All I ask, is please don’t break her. The easiest part of that is the physical. I expect her to play hard, challenge her, and in doing so, end up with bruises, scrapes and the stories to go along with those minor physical abrasions. The mental and emotional breaking is harder to see. No matter how much the girl’s behavior annoys you (there will be some, and other days it will be all of them), you have to put on that happy face and be considerate and caring. You have to be responsible for what you say and do, because the wrong tone, the wrong choice of words will stick with that little girl for a very long time. Just take that deep cleansing breath I told you about at the beginning. Count to 10 if you have to. Then address her. Be gentle. Be kind. And above all else, treat them like you would prefer to be treated, especially when you have to address less than ideal behavior. Lift up her spirit and show her how to be strong, even in the face of adversity.
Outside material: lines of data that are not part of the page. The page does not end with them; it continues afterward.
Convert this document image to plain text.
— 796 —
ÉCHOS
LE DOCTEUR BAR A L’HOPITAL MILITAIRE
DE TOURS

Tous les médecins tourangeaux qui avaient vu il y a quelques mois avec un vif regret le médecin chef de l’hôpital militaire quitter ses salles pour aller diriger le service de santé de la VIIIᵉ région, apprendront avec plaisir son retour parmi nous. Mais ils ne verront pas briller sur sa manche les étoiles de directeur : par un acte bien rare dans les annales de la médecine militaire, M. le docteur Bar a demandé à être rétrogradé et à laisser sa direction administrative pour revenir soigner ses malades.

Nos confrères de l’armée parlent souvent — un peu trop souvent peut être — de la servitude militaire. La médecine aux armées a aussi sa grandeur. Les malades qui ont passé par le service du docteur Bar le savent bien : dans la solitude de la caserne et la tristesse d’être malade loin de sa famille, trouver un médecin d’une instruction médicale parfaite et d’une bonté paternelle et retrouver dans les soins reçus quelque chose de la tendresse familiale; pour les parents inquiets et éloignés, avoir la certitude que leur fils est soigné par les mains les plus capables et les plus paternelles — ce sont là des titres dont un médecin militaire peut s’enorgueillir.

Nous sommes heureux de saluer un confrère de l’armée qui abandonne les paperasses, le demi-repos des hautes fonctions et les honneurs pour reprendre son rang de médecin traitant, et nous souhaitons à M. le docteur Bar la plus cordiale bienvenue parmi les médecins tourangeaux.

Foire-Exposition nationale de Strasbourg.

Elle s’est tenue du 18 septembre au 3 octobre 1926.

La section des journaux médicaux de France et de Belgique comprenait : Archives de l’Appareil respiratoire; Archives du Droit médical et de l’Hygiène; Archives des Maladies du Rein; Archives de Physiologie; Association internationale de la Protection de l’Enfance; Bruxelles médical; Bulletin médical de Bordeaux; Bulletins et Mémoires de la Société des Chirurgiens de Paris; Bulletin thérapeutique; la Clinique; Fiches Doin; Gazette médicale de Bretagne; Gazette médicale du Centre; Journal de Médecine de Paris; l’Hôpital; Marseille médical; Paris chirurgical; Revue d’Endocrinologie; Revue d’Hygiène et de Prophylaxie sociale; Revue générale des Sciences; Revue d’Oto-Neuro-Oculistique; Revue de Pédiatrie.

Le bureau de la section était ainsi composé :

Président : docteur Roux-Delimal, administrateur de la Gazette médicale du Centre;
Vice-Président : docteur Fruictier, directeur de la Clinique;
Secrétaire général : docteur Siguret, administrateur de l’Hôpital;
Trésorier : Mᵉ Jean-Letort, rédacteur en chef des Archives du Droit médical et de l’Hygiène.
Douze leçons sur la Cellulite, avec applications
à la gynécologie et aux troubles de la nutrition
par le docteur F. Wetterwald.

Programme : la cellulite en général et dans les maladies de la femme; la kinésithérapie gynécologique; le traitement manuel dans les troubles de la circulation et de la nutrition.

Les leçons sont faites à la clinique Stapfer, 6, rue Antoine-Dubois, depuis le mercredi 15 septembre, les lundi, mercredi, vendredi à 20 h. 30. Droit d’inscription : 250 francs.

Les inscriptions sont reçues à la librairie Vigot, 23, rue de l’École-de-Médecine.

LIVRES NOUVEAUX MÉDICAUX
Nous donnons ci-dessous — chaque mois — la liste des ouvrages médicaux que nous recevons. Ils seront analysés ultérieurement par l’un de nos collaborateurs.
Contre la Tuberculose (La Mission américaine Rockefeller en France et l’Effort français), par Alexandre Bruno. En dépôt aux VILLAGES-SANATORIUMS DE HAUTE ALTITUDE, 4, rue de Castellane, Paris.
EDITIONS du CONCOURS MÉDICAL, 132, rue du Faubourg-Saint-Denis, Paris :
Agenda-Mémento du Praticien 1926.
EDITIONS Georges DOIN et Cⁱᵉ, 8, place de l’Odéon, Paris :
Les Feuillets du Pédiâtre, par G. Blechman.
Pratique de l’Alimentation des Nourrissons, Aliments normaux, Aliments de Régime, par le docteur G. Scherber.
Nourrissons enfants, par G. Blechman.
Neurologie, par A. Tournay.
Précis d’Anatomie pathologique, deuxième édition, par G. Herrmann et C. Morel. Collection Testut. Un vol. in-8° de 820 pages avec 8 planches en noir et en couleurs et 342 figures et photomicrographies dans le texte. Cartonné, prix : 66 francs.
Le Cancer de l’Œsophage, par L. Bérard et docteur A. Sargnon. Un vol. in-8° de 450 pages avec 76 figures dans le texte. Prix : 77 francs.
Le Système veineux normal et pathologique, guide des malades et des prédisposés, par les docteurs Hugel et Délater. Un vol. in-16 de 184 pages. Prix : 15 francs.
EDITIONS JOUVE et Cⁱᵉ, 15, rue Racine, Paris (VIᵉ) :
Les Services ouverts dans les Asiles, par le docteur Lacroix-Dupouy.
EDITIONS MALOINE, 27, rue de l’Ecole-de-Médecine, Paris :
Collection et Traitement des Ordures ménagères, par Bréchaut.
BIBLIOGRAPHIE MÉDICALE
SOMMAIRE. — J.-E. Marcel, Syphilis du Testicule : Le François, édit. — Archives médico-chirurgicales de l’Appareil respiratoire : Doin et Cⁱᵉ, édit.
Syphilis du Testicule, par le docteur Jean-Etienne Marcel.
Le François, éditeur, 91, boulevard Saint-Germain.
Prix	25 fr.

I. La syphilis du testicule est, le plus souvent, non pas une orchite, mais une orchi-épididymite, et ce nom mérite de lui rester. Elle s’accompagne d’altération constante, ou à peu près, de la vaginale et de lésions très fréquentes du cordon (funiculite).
Above all else- have fun! Sing that silly song with the funny motions. Hike in the mud and don’t worry about getting dirty. Handle the eight-legged freak of epic size without freaking out. Teach them the wonders in nature that they may not already know about. They will mimic what you do and how you do it. They will look up to you- especially if you have dirt on your face! The more fun you have, the more they will like you. The more fun stories you can tell during that storm, the less afraid they will be of the dark and tumultuous weather. But even more importantly…

Is being the example of the grace and ease with which you pick yourself up, reassess and proceed when something doesn’t work out like you perfectly planned? That is the ultimate take away that will teach them the most successful tool to use in real life. That it is okay to fail. It is okay to not get it perfect. It is okay to have to try again. It is acceptable to have to do it more than once. But it is not okay to stop trying.

SOOOOOOO, on those tough days, smile! Take that deep breath. Leave the dirt on your face. Put one hiking boot clad foot in front of the other, and go make a ton of memories. Memories for you and for my child. Memories for all of the children entrusted to you. You may just find a bigger piece of yourself out there when you weren’t even looking.

Wishes for Many Stories to Tell,

Your future campers mom,

P.S. If you are truly one of the lucky ones, and you really make an impression, those role model friendships will extend beyond your days at camp and make you friends around the world. That may be the best gift yet!